Le Qatar poursuit l’expansion de son projet gazier North Field après avoir remporté un contrat clé, alors même que les tensions régionales continuent de perturber la production et les exportations de GNL.
Le Qatar poursuit une expansion majeure de son projet gazier North Field, alors même que les perturbations de la production et des exportations de GNL mettent en évidence l’impact croissant des tensions régionales sur l’approvisionnement énergétique mondial.
La société américaine Baker Hughes a obtenu un contrat « majeur » auprès de QatarEnergy pour le projet North Field West (NFW), selon ses résultats du premier trimestre 2026.
Le prix couvre des équipements critiques pour deux « mégatrains » de GNL, dont six turbines à gaz, 12 compresseurs centrifuges et des systèmes électriques intégrés, qui sont essentiels à la liquéfaction du gaz.
L’accord met en évidence la poursuite des investissements dans les infrastructures de GNL à grande échelle malgré les perturbations à court terme.
Plans d’expansion
Le projet North Field West fait partie de la stratégie plus large du Qatar visant à augmenter la capacité de production de GNL de 77 millions de tonnes par an à 142 millions de tonnes par an une fois toutes les phases d’expansion terminées.
La phase NFW à elle seule devrait ajouter environ 16 millions de tonnes par an grâce à deux nouvelles lignes de production.

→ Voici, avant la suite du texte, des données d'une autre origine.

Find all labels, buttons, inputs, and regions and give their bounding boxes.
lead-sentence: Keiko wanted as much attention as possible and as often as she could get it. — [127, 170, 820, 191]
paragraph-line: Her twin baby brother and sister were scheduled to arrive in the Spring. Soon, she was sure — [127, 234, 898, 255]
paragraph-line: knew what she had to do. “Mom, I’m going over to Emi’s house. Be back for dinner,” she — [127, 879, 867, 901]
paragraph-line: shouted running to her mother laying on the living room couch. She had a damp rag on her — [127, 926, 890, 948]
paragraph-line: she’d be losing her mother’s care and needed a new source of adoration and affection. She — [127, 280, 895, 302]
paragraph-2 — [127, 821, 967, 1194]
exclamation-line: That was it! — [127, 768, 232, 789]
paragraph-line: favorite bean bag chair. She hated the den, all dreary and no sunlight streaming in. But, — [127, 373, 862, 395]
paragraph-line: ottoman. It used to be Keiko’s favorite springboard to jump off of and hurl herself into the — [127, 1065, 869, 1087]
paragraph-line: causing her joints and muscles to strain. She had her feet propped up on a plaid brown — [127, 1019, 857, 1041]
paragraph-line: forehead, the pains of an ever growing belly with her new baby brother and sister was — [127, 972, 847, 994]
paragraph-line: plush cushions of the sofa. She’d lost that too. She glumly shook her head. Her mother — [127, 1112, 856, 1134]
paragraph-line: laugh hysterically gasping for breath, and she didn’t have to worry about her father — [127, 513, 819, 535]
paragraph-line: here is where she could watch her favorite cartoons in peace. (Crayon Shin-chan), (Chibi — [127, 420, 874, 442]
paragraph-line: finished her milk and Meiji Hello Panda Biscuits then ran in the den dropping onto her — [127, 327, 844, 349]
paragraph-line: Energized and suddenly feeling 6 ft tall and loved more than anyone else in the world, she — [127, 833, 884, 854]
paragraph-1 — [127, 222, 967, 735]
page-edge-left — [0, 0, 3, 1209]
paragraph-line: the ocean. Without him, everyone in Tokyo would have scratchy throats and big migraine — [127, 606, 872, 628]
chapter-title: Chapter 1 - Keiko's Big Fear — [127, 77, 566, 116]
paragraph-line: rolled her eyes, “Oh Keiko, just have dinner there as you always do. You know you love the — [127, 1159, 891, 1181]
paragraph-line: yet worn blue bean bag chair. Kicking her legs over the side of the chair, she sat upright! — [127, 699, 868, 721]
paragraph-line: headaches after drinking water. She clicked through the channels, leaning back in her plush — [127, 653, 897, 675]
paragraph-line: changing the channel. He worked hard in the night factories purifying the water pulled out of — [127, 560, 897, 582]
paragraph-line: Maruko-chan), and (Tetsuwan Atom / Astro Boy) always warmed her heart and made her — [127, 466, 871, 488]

QatarEnergy a déjà attribué des contrats d’ingénierie, d’approvisionnement et de construction (EPC) pour le projet à un consortium international, dont les premiers résultats étaient attendus vers la fin de la décennie.
Le contrat de Baker Hughes comprend également des équipements pour une installation de captage et de transport du carbone capable de traiter jusqu’à 4,1 millions de tonnes de dioxyde de carbone par an, reflétant les efforts visant à intégrer des technologies de réduction des émissions dans les nouvelles infrastructures énergétiques.
Des perturbations et des tensions
Cette poussée d’expansion intervient alors que la production et les exportations de gaz du Qatar sont confrontées à des perturbations liées à l’escalade des tensions dans le détroit d’Ormuz.
Les données et les estimations de l’industrie font état d’une baisse de la production et d’une forte baisse des exportations de GNL au cours des derniers mois, affectant une partie de la capacité d’exportation du pays.
La reprise prendra probablement du temps en raison de la complexité des réparations et des longs délais de livraison des équipements spécialisés.
Les perturbations ont suscité des inquiétudes quant aux flux d’approvisionnement en provenance du Golfe, une source clé de GNL mondial.
Stratégie à long terme
Malgré ces défis, le Qatar maintient sa stratégie d’expansion à long terme du GNL alors que la demande mondiale de gaz reste forte et que les préoccupations en matière de sécurité énergétique s’intensifient.
Baker Hughes a enregistré des commandes totales de 8,2 milliards de dollars (7 milliards d’euros) au premier trimestre, tirées en partie par une forte demande de GNL et d’infrastructures gazières, reflétant la dynamique continue des investissements dans le secteur.
Le champ Nord, le plus grand champ gazier non associé au monde, reste au cœur des ambitions du Qatar visant à consolider sa position de premier exportateur mondial de GNL.